After Who's The Boss tanked, he tried two other sitcoms, which also tanked. But I'm sure these failures invigorated Danza. I'm sure there were dark and lonely nights when he wandered the streets of Los Angeles, forlorn, desperate, wondering if it was his radical haircut that did him in, or a public tired of his folksy Italian-American persona. He probably became the modern equivalent of Dostoevsky's Underground Man, is what I'm thinking. From those depths, that despair, he plotted his eventual ascension. I'm sure of it.

Living in Cambodia, I've come to see despair and despondency and failure as some of the more common traits of the human condition. (Tony Danza cutting his locks and bombing big time has more in common with Cambodians than Bill Gates or Donald Trump, is what I'm thinking.) The rich get away with anything and everything, getting even richer in the process; the poor remain powerless, becoming poorer. On days when I'm feeling low and broke, when I think that I should be in a higher status of life and living, I look around at the myriad people even lower than myself and think: This is real, this is good, this is noble. One of my favorite quotes from Oliver Stone is his own recollection of reading Down and Out in Paris in London by George Orwell, when Stone, too, was in a similarly dark and gloomy time. He learned then that it was okay to be down, okay to be fucked-up, okay to not know who you were or where you were going. That is the place where you learn. And he learned and learned and learned.

So much of the TV I see and the movies I watch are about what we want and how we can get it. It's about things and status and glitz and bullshit. So much of it is designed to our baser, insecure natures, warning us that we, too, could soon become losers. I'm reminded of a quote I read from social activist Ralph Nader in an old biography, where he tells a group of high-school students that they should disregard all the media advertising that is highlighting their own petty facial insecurities and concentrate on something bigger and larger than that.
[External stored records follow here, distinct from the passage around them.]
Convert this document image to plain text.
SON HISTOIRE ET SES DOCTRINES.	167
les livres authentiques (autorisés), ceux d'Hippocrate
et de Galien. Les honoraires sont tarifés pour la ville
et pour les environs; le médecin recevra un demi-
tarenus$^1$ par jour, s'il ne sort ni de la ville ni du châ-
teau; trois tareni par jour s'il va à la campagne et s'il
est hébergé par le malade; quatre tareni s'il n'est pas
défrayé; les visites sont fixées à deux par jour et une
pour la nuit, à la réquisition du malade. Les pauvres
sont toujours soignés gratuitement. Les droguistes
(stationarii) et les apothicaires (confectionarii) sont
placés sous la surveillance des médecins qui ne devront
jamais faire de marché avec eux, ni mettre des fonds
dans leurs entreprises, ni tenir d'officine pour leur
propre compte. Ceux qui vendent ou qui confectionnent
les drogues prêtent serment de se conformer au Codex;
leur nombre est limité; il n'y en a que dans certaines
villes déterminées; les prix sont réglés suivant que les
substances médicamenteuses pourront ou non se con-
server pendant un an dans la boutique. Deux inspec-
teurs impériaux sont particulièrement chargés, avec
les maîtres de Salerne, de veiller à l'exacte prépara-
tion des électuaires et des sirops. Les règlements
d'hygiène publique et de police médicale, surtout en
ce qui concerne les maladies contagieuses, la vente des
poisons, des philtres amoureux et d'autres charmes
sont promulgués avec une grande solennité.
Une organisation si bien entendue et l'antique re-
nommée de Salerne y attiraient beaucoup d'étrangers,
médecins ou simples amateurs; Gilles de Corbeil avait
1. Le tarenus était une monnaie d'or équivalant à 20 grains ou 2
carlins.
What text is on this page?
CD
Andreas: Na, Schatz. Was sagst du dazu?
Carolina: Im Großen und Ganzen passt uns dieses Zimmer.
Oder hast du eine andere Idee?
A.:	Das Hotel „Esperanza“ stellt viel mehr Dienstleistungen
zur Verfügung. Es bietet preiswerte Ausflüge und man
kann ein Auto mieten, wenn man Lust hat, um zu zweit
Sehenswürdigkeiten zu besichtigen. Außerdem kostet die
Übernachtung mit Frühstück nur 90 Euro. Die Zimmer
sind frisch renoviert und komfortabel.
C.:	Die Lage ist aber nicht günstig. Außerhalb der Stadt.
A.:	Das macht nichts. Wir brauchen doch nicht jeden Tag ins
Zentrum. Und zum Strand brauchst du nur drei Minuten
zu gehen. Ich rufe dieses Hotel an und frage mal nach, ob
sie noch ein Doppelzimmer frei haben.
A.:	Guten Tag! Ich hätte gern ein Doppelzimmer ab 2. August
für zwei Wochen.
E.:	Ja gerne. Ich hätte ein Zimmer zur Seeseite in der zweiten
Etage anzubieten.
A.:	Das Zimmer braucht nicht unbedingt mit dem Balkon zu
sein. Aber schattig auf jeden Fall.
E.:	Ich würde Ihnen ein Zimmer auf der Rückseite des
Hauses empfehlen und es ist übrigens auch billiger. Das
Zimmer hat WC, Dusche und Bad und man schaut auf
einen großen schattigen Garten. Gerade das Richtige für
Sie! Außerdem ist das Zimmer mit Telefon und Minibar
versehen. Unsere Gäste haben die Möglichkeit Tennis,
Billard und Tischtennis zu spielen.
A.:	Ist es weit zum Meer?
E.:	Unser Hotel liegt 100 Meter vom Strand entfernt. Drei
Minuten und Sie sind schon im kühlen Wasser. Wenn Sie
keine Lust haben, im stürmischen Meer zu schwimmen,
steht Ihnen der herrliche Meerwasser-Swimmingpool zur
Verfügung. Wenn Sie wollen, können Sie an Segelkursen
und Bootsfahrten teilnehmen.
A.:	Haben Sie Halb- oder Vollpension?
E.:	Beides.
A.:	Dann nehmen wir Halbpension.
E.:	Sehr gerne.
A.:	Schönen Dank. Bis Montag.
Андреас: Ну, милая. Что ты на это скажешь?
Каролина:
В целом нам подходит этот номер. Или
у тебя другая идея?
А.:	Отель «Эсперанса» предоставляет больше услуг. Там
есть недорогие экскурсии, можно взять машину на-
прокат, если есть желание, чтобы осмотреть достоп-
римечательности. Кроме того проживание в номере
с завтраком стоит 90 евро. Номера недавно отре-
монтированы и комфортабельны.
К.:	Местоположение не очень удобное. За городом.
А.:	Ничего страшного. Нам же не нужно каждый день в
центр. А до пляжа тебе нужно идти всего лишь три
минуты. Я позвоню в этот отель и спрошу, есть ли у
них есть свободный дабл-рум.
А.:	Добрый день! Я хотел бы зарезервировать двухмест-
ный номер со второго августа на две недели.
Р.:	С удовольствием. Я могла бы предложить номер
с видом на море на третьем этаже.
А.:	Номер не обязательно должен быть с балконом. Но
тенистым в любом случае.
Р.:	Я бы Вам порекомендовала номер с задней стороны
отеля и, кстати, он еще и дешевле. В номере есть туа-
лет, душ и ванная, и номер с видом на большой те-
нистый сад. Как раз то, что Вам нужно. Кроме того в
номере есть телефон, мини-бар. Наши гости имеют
Don't buy into their game, is what he was saying.

These are thoughts that elevate and ennoble; these are thoughts that are worthy of a Danzanian-like renaissance within all of us. As I've written about before, so much of life tells us to fear failure, shun failure, beware of failure, but failure can contain within it the seeds of our own ascension. Sometimes you cut your hair clean off, your show bombs, and you become nothing more than a late-night joke from a third-rate comedian. But the hair grows back, right? And who's to say that more talk-shows and film roles don't loom on the horizon? And if failure comes, and defeat is inevitable, well, let it be a failure of the soul and the spirit, not a failure centred around the fact that we just, can't, get those damn pimples to recede. Let it not be a failure of the human condition that is, at root, nothing more than the equivalent of a botox-like regression into our past.

My recent skin-tight haircut has nothing to do with Tony Danza's experiment of ten years ago, of course, but now I'm starting to see the benefits. A cleaner, sleeker feel. Less to worry about. Less to stress about. Maybe that haircut doomed Danza in the short-term, but propelled him into his own long-term. Who knows. All around me are the dregs of society, the ones who will work their entire lives but have nothing to show for it, and yet I can't help but feel that they, like the immortal Danza, like you, are concentrating on the real stuff of living, the true arc of life, independent of others' expectations and goals, and that they (and you) will eventually achieve a moment in time, somewhere in time, that will allow a certain sense of enlightenment to brighten their day, like a supernova, before burning out and leaving only the resonant afterglow behind.